Services will be held on Thursday, March 26 at 11:45 a.m. at Riverside Memorial Chapel on 180 W. 76th Street in New York City. He is survived by his wife, Martha. Mr. Richman was predeceased by his brother Milton, an award winning sportswriter and editor for United Press International.

The family asks that any memorial gifts be sent in Arthur’s name to the “Catch 25 Foundation,” established by New York Yankees manager Joe Girardi. Donations will be dedicated specifically towards the area of the foundation that focuses on Alzheimer’s Disease research and support.

For more information on the foundation, visit JoeGirardi.com. Donations can be sent to Catch 25 Foundation, 220 West Huron, Suite 2001, Chicago, IL, 60654.

4 p.m.
Mike Francesa pays tribute to Blanchard and Richman. Watch it here:

5:11 p.m.
Former Yankees teammates and managers reflect on the passing of Johnny Blanchard

“This is a sad day. Johnny was a good friend and a great teammate. He was proud of being a Yankee and always fun to be around. We’ll miss him.”
Yogi Berra (teammate 1955, ’59-63, Manager 1964)

“He was a great guy. He loved people and did a lot for charity. I’ll never forget the year Yogi, Elston and Blanch all hit over 20 homers. He was a key member of that 1961 team and had two clutch homers for us against the Cincinnati Reds in the World Series. I remember we were both signed by the same scout, Joe McDermott. I felt a lot of pride knowing that.  He will be missed.”
Moose Skowron (teammate, 1955, ’59-62)

“He was a great teammate, friend and a true gentleman. He loved the game. Tony Kubek and I were just in New York and spent some time with Johnny. He was a great friend and I’ll miss him tremendously.”
Bobby Richardson (teammate, 1955, ’59-65)

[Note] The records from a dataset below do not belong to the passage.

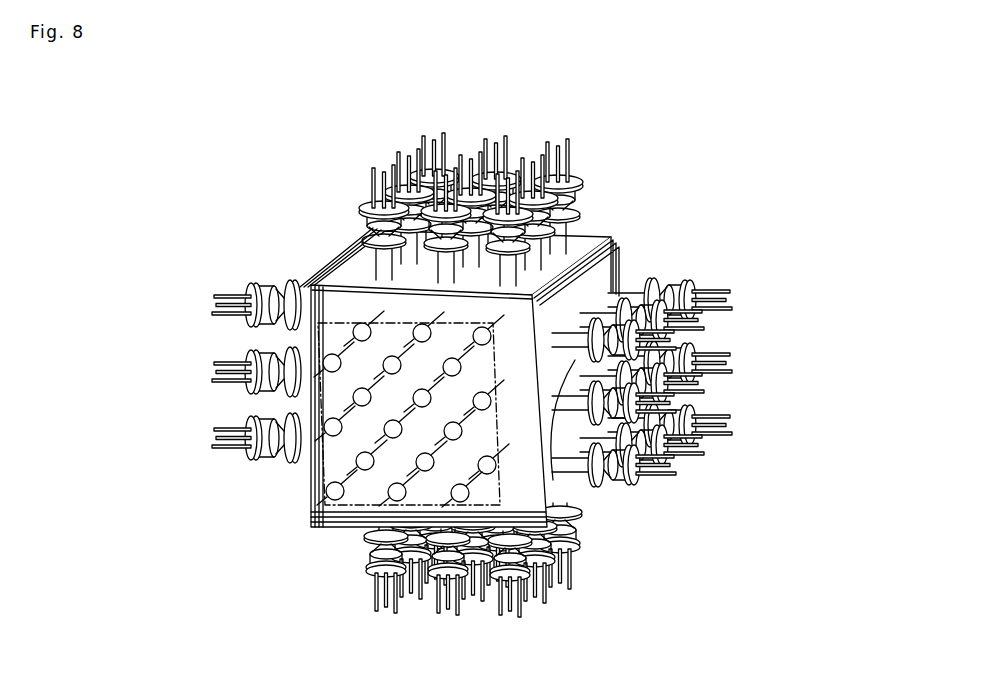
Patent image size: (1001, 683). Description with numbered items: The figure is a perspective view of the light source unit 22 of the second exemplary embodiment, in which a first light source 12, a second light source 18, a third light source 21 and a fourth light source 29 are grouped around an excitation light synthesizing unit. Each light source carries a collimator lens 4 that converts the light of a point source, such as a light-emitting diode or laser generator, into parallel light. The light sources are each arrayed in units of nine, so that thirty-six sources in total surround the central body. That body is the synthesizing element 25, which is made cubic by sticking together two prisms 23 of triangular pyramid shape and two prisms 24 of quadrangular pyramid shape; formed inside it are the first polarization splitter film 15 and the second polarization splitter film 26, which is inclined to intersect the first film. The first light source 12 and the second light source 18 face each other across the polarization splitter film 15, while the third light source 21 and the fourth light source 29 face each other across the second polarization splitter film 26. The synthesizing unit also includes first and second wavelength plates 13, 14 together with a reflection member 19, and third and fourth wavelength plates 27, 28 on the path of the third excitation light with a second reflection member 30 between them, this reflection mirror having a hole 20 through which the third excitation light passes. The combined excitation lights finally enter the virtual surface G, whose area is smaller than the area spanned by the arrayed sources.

The collimator lens 4 is at (442, 359).
The first light source 12 is at (252, 294).
The first wavelength plate 13 is at (311, 513).
The second wavelength plate 14 is at (318, 513).
The polarization splitter film 15 is at (487, 277).
The second light source 18 is at (637, 483).
The reflection member 19 is at (345, 268).
The hole 20 is at (293, 290).
The third light source 21 is at (454, 569).
The light source unit 22 is at (460, 348).
The prism having triangular pyramid shape 23 is at (563, 272).
The prism having quadrangular pyramid shape 24 is at (575, 264).
The synthesizing element 25 is at (633, 237).
The second polarization splitter film 26 is at (560, 448).
The third wavelength plate 27 is at (528, 535).
The fourth wavelength plate 28 is at (560, 542).
The fourth light source 29 is at (384, 218).
The second reflection member 30 is at (363, 541).
The virtual surface G is at (305, 474).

“Johnny was a funny guy and a great storyteller. He was always happy. Everyone loved him and loved being around him. He was one heck of a hitter, too.”
Bob Turley (teammate 1955, ’59-62)

“Johnny was a true Yankee, there’s no doubt about that. Everyone liked him. He would do anything it took to help win a ballgame. He would catch, pinch-hit or go play the outfield if it meant the team had a better chance to win.”